Compassion and Gratitude

Michiel Peeters - Once more, Jesus crossed the Lake of Galilee, and once more, “a large crowd followed him because they saw the signs he was performing on the sick.” Then he goes up the “mountain” on the southwest shore, the hill he loved to climb with his friends because of the beautiful view of the Lake. “There he sat down with his disciples” and began to talk with them, giving all his attention to the conversation. At some point, he lifts his eyes and sees the crowd approaching.

Pondering, half aloud, he says to Philip, who is sitting next to him, “Where can we buy enough food for them to eat?”

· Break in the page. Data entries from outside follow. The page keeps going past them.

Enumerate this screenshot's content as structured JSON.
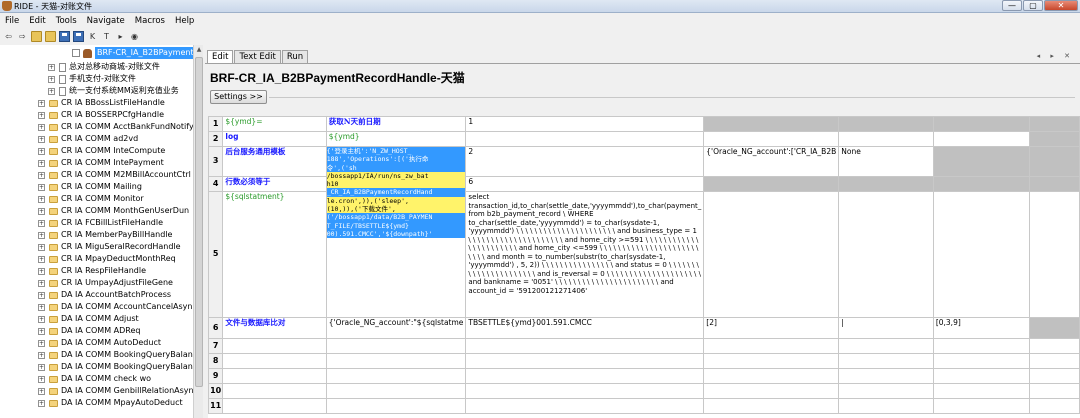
{
  "window": {
    "title": "RIDE - 天猫-对账文件",
    "min": "—",
    "max": "▢",
    "close": "✕"
  },
  "menu": [
    "File",
    "Edit",
    "Tools",
    "Navigate",
    "Macros",
    "Help"
  ],
  "toolbar": {
    "icons": [
      "back-arrow-icon",
      "forward-arrow-icon",
      "open-folder-icon",
      "open-directory-icon",
      "save-icon",
      "save-all-icon",
      "search-keyword-icon",
      "search-test-icon",
      "run-icon",
      "stop-icon"
    ],
    "k_label": "K",
    "t_label": "T"
  },
  "tree": {
    "items": [
      {
        "label": "BRF-CR_IA_B2BPayment",
        "selected": true,
        "type": "test"
      },
      {
        "label": "总对总移动商城-对账文件",
        "type": "file"
      },
      {
        "label": "手机支付-对账文件",
        "type": "file"
      },
      {
        "label": "统一支付系统MM返利充值业务",
        "type": "file"
      },
      {
        "label": "CR IA BBossListFileHandle",
        "type": "folder"
      },
      {
        "label": "CR IA BOSSERPCfgHandle",
        "type": "folder"
      },
      {
        "label": "CR IA COMM AcctBankFundNotify",
        "type": "folder"
      },
      {
        "label": "CR IA COMM ad2vd",
        "type": "folder"
      },
      {
        "label": "CR IA COMM InteCompute",
        "type": "folder"
      },
      {
        "label": "CR IA COMM IntePayment",
        "type": "folder"
      },
      {
        "label": "CR IA COMM M2MBillAccountCtrl",
        "type": "folder"
      },
      {
        "label": "CR IA COMM Mailing",
        "type": "folder"
      },
      {
        "label": "CR IA COMM Monitor",
        "type": "folder"
      },
      {
        "label": "CR IA COMM MonthGenUserDun",
        "type": "folder"
      },
      {
        "label": "CR IA FCBillListFileHandle",
        "type": "folder"
      },
      {
        "label": "CR IA MemberPayBillHandle",
        "type": "folder"
      },
      {
        "label": "CR IA MiguSeralRecordHandle",
        "type": "folder"
      },
      {
        "label": "CR IA MpayDeductMonthReq",
        "type": "folder"
      },
      {
        "label": "CR IA RespFileHandle",
        "type": "folder"
      },
      {
        "label": "CR IA UmpayAdjustFileGene",
        "type": "folder"
      },
      {
        "label": "DA IA AccountBatchProcess",
        "type": "folder"
      },
      {
        "label": "DA IA COMM AccountCancelAsyn",
        "type": "folder"
      },
      {
        "label": "DA IA COMM Adjust",
        "type": "folder"
      },
      {
        "label": "DA IA COMM ADReq",
        "type": "folder"
      },
      {
        "label": "DA IA COMM AutoDeduct",
        "type": "folder"
      },
      {
        "label": "DA IA COMM BookingQueryBalanc",
        "type": "folder"
      },
      {
        "label": "DA IA COMM BookingQueryBalanc",
        "type": "folder"
      },
      {
        "label": "DA IA COMM check wo",
        "type": "folder"
      },
      {
        "label": "DA IA COMM GenbillRelationAsyn",
        "type": "folder"
      },
      {
        "label": "DA IA COMM MpayAutoDeduct",
        "type": "folder"
      }
    ]
  },
  "editor": {
    "tabs": [
      "Edit",
      "Text Edit",
      "Run"
    ],
    "nav_arrows": "◂ ▸ ✕",
    "title": "BRF-CR_IA_B2BPaymentRecordHandle-天猫",
    "settings_label": "Settings >>",
    "rows": [
      {
        "num": "1",
        "c0": "${ymd}=",
        "c1": "获取N天前日期",
        "c2": "1",
        "c3": "",
        "c4": "",
        "c5": "",
        "c6": ""
      },
      {
        "num": "2",
        "c0": "log",
        "c1": "${ymd}",
        "c2": "",
        "c3": "",
        "c4": "",
        "c5": "",
        "c6": ""
      },
      {
        "num": "3",
        "c0": "后台服务通用模板",
        "c1": "",
        "c2": "2",
        "c3": "{'Oracle_NG_account':['CR_IA_B2B",
        "c4": "None",
        "c5": "",
        "c6": ""
      },
      {
        "num": "4",
        "c0": "行数必须等于",
        "c1": "",
        "c2": "6",
        "c3": "",
        "c4": "",
        "c5": "",
        "c6": ""
      },
      {
        "num": "5",
        "c0": "${sqlstatment}",
        "c1": "",
        "c2": "select transaction_id,to_char(settle_date,'yyyymmdd'),to_char(payment_ from b2b_payment_record \\ WHERE to_char(settle_date,'yyyymmdd') = to_char(sysdate-1, 'yyyymmdd') \\ \\ \\ \\ \\ \\ \\ \\ \\ \\ \\ \\ \\ \\ \\ \\ \\ \\ \\ \\ \\ \\ and business_type = 1 \\ \\ \\ \\ \\ \\ \\ \\ \\ \\ \\ \\ \\ \\ \\ \\ \\ \\ \\ \\ \\ and home_city >=591 \\ \\ \\ \\ \\ \\ \\ \\ \\ \\ \\ \\ \\ \\ \\ \\ \\ \\ \\ \\ \\ \\ \\ and home_city <=599 \\ \\ \\ \\ \\ \\ \\ \\ \\ \\ \\ \\ \\ \\ \\ \\ \\ \\ \\ \\ \\ \\ \\ \\ \\ \\ and month = to_number(substr(to_char(sysdate-1, 'yyyymmdd') , 5, 2)) \\ \\ \\ \\ \\ \\ \\ \\ \\ \\ \\ \\ \\ \\ \\ \\ and status = 0 \\ \\ \\ \\ \\ \\ \\ \\ \\ \\ \\ \\ \\ \\ \\ \\ \\ \\ \\ \\ \\ \\ and is_reversal = 0 \\ \\ \\ \\ \\ \\ \\ \\ \\ \\ \\ \\ \\ \\ \\ \\ \\ \\ \\ \\ \\ and bankname = '0051' \\ \\ \\ \\ \\ \\ \\ \\ \\ \\ \\ \\ \\ \\ \\ \\ \\ \\ \\ \\ \\ \\ \\ and account_id = '591200121271406'",
        "c3": "",
        "c4": "",
        "c5": "",
        "c6": ""
      },
      {
        "num": "6",
        "c0": "文件与数据库比对",
        "c1": "{'Oracle_NG_account':\"${sqlstatme",
        "c2": "TBSETTLE${ymd}001.591.CMCC",
        "c3": "[2]",
        "c4": "|",
        "c5": "[0,3,9]",
        "c6": ""
      },
      {
        "num": "7",
        "c0": "",
        "c1": "",
        "c2": "",
        "c3": "",
        "c4": "",
        "c5": "",
        "c6": ""
      },
      {
        "num": "8",
        "c0": "",
        "c1": "",
        "c2": "",
        "c3": "",
        "c4": "",
        "c5": "",
        "c6": ""
      },
      {
        "num": "9",
        "c0": "",
        "c1": "",
        "c2": "",
        "c3": "",
        "c4": "",
        "c5": "",
        "c6": ""
      },
      {
        "num": "10",
        "c0": "",
        "c1": "",
        "c2": "",
        "c3": "",
        "c4": "",
        "c5": "",
        "c6": ""
      },
      {
        "num": "11",
        "c0": "",
        "c1": "",
        "c2": "",
        "c3": "",
        "c4": "",
        "c5": "",
        "c6": ""
      }
    ],
    "popup_code": {
      "lines": [
        {
          "t": "{'登录主机':'N_ZW_HOST_",
          "hl": true
        },
        {
          "t": "188','Operations':[('执行命",
          "hl": true
        },
        {
          "t": "令',('sh",
          "hl": true
        },
        {
          "t": "/bossapp1/IA/run/ns_zw_bat",
          "hl": true
        },
        {
          "t": "h10",
          "hl": true
        },
        {
          "t": "_CR_IA_B2BPaymentRecordHand",
          "hl": false
        },
        {
          "t": "le.cron',)),('sleep',",
          "hl": true
        },
        {
          "t": "(10,)),('下载文件',",
          "hl": true
        },
        {
          "t": "('/bossapp1/data/B2B_PAYMEN",
          "hl": false
        },
        {
          "t": "T_FILE/TBSETTLE${ymd}",
          "hl": false
        },
        {
          "t": "00).591.CMCC','${downpath}'",
          "hl": false
        }
      ]
    }
  }
}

For when Jesus sees the people approaching, he perceives their need. He profoundly sympathizes with man, first of all, those who are touched by him. They follow him, they come to him because, more or less confused, they recognize in him something they desire. They have a need, and they feel he can help them with it. Jesus sees it and is moved because their intuition is true. Then he formulates the question that arises in everyone who is deeply human and, therefore, when seeing a person, perceives their need: Where can I find what could satiate them?

For Jesus, this was not a rhetorical question, a means of shielding himself from reality. Nor was it a question in the sense of a problem to be solved — as we moderns conceive of a question: as a kind of riddle (as Philip also seems to perceive it). This question was the consciousness with which Jesus lived every encounter with his fellow men and women: where to find the food that can satiate them?

The problem is sky-high: not only now with five thousand men but also with one person. Only now is it clearer to everyone.

Every encounter moved Jesus to look out more for that food.

“He himself knew what he was going to do”: to look out for that food.

“Where can we buy enough food for them to eat?” Everything else is the consequence of that question, of that awareness.

He makes the people sit down, sit back, and rest, as he did with his disciples last week so that they can come to themselves, see better, and realize what is there.

He accepts the contribution the unnamed “boy” is willing to give, however small.

Then he gives thanks — the great expression of his consciousness. Jesus is already grateful, because you are there, O Mystery, because you make yourself present in the hunger of man who is looking for you, because you begin to satiate him, also through My presence, and through the boy’s small contribution.

We do not know what all Jesus thanked the Father for, but the fact is that he was thankful before the spectacular miracle, that he was aware to receive everything already before the multiplication of the loaves. (As he was grateful before the raising of Lazarus.) Then he distributes to those around him what he has at his disposal, what he had managed to “buy,” what he had received. “As much as they wanted”: in proportion to their want, to the lack they felt, to their hunger, to their need.

When everyone has apparently eaten enough, the Lord’s request to collect all the leftovers to see how much is left expresses his own amazement. The Lord himself is surprised and wants to see what the Mystery has been able to do and has done again! Then he withdraws “again to the mountain alone.” He feels the need to be in silence, alone in front of the Mystery. So full is he of what he has seen!

The author has not revised this text translation. Homily by Fr. Michiel Peeters, Tilburg University - 17th Sunday in Ordinary Time B.